Horse Festival Dream

The festival took place in my hometown, Nevada City, which was, in its day, one of California's most lucratie Gold Rush towns. Gold mines in Nevada County operated for about a hundred years, and everything within the downtown area has been designated a National Historical Landmark, as have many additional sites nearby. The downtown district consists of about a dozen blocks lined with vintage "Old West" buildings constructed just after the last spate of city-wide fires around the turn of the last century. These streets are closed off for various holidays and festivals throughout the year, and this was the case in my dream. However, instead of celebrating, for example, Christmas with kettle corn and kids shoved onto the streets in Victorian garb playing nostalgia-laden instruments, we were celebrating horses. Both admission and horse-riding were free, and the boundaries of the festival included Pioneer Park, which is about a third of a mile down the road. Cars were not allowed anywhere in sight, any parked vehicles that remained on the streets the night before the festival were towed. Visitors were either bussed in or encouraged to ride bikes.
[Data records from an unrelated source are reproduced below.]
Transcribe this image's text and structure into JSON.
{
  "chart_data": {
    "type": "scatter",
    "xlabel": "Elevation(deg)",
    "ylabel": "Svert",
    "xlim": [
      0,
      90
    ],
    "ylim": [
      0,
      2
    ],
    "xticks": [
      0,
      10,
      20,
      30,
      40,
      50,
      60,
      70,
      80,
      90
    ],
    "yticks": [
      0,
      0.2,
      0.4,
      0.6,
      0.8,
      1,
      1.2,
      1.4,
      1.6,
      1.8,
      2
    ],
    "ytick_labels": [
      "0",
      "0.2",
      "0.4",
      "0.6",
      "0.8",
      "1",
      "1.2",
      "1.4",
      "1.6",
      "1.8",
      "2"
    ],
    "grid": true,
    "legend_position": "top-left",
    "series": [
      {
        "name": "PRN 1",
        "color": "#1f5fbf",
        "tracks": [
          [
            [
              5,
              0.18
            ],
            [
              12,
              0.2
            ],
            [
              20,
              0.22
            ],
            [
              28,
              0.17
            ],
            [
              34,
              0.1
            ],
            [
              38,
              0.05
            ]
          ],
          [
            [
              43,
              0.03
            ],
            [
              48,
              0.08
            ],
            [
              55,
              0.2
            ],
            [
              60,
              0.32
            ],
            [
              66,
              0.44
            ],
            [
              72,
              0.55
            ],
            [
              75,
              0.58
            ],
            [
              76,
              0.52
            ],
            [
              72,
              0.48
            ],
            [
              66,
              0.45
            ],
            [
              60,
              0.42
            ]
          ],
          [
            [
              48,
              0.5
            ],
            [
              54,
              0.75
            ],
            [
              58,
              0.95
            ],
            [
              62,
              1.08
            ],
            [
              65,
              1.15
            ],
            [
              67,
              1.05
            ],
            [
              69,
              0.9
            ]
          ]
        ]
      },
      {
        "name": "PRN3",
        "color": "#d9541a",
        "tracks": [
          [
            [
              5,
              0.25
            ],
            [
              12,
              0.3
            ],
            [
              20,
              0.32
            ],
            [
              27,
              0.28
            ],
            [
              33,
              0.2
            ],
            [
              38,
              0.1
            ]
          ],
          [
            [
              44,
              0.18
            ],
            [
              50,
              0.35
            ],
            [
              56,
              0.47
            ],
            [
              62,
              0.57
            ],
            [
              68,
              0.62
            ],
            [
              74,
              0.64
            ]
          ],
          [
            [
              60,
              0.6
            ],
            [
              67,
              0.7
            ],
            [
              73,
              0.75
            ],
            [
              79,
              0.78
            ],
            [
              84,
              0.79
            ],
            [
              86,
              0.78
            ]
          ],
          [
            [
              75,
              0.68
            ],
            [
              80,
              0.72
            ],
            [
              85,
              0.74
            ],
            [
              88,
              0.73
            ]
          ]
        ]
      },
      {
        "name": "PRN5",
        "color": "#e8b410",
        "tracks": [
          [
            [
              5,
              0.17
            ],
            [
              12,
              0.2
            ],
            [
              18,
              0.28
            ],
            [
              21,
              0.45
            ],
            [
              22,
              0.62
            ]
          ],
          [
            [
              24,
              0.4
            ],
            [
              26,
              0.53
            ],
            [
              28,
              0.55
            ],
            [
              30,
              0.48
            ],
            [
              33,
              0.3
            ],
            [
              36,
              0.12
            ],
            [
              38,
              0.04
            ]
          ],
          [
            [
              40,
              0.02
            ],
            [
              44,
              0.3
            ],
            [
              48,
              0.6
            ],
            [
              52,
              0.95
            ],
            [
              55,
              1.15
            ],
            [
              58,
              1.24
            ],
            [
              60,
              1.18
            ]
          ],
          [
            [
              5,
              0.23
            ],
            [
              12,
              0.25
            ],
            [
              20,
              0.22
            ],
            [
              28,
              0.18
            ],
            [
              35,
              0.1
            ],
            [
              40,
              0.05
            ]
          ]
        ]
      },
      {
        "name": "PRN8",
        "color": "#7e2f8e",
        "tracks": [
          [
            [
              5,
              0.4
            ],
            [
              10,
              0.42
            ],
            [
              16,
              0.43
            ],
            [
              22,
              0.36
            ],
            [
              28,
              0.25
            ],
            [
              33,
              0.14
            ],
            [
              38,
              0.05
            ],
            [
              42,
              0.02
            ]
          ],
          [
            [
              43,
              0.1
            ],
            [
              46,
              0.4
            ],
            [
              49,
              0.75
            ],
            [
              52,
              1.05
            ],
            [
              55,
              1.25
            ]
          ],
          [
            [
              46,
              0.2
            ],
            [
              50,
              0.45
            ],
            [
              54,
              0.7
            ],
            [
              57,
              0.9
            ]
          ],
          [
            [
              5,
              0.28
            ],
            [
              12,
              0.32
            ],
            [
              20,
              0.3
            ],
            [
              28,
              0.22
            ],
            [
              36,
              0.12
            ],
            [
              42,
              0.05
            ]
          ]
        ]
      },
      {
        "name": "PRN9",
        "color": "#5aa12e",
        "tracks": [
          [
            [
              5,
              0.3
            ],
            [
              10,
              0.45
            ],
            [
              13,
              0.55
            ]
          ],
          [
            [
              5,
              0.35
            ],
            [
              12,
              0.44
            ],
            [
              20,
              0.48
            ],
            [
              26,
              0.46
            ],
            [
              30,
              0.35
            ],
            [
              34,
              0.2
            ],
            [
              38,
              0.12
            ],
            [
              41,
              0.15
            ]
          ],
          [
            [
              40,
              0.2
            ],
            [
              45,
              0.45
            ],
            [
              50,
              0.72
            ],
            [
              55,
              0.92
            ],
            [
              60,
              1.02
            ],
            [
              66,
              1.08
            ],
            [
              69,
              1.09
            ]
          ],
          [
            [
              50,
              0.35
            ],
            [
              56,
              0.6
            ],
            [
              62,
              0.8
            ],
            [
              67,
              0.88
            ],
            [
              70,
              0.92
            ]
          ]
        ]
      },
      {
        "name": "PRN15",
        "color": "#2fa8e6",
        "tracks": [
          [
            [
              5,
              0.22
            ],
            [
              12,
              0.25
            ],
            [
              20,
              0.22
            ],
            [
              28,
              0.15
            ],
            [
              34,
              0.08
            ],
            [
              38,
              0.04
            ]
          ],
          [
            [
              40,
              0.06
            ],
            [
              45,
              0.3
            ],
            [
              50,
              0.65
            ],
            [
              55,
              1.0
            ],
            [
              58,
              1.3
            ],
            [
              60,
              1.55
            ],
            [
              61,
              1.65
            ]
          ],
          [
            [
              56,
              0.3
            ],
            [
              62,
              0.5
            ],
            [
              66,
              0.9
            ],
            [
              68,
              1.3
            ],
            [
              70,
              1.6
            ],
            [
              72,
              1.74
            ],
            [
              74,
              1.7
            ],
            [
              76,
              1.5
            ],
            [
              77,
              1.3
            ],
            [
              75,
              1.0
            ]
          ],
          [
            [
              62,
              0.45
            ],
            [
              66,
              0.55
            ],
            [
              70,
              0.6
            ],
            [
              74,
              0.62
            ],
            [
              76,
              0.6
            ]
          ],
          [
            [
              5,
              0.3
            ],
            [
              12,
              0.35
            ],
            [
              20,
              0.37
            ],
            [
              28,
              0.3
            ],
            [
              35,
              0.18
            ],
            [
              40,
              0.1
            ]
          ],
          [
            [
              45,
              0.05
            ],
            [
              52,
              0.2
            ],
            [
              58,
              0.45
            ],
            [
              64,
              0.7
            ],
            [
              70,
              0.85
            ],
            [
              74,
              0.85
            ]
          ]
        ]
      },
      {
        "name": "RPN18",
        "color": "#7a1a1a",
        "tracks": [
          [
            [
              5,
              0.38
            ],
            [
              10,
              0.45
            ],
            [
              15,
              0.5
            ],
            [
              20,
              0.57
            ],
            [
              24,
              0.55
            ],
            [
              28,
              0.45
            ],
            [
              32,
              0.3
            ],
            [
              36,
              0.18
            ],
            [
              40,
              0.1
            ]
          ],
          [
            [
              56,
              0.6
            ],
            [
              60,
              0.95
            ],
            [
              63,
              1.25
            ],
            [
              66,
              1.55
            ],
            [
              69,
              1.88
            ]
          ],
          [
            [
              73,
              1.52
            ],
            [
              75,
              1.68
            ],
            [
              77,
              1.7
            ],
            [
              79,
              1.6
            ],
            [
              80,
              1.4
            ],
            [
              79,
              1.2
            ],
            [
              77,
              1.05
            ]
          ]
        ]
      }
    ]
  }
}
Although the proceedings seemed to have been well organized, once festival-goers were matched with a horse there were no rules whatsoever, and everybody was riding around and going nuts. Horses were corralled in a large pen at the bottom of the main street behind The National Hotel, waiting for riders to take them out. The festival was well-attended, but there was always lots of room, and my friends and I stuck together in a pack. When somebody got lost, we'd call them up on their phone. By mid-morning, horses had taken over town, and the streets seemed to have responded to their new hooved traffic by turning into a grassy, weedy, rocky, dry field, becoming a huge, grid-patterned pasture. Even a bridge over the freeway, and the empty freeway beneath, had turned into grassland. At one point, an iconoclastic long-time resident and firm believer in alternative energy crashed the event in an electric golf cart, but was thwarted and dragged off by the police. Of course, the festival encouraged renewable fuel options, but was more concerned with human or animal-powered transportation, and specifically celebrated The Horse.

After three days of eating, drinking and riding, the city reopened its grassy streets to cars. Accustomed now to a more wild state of being, the streets never bothered to return to their previous paved incarnation.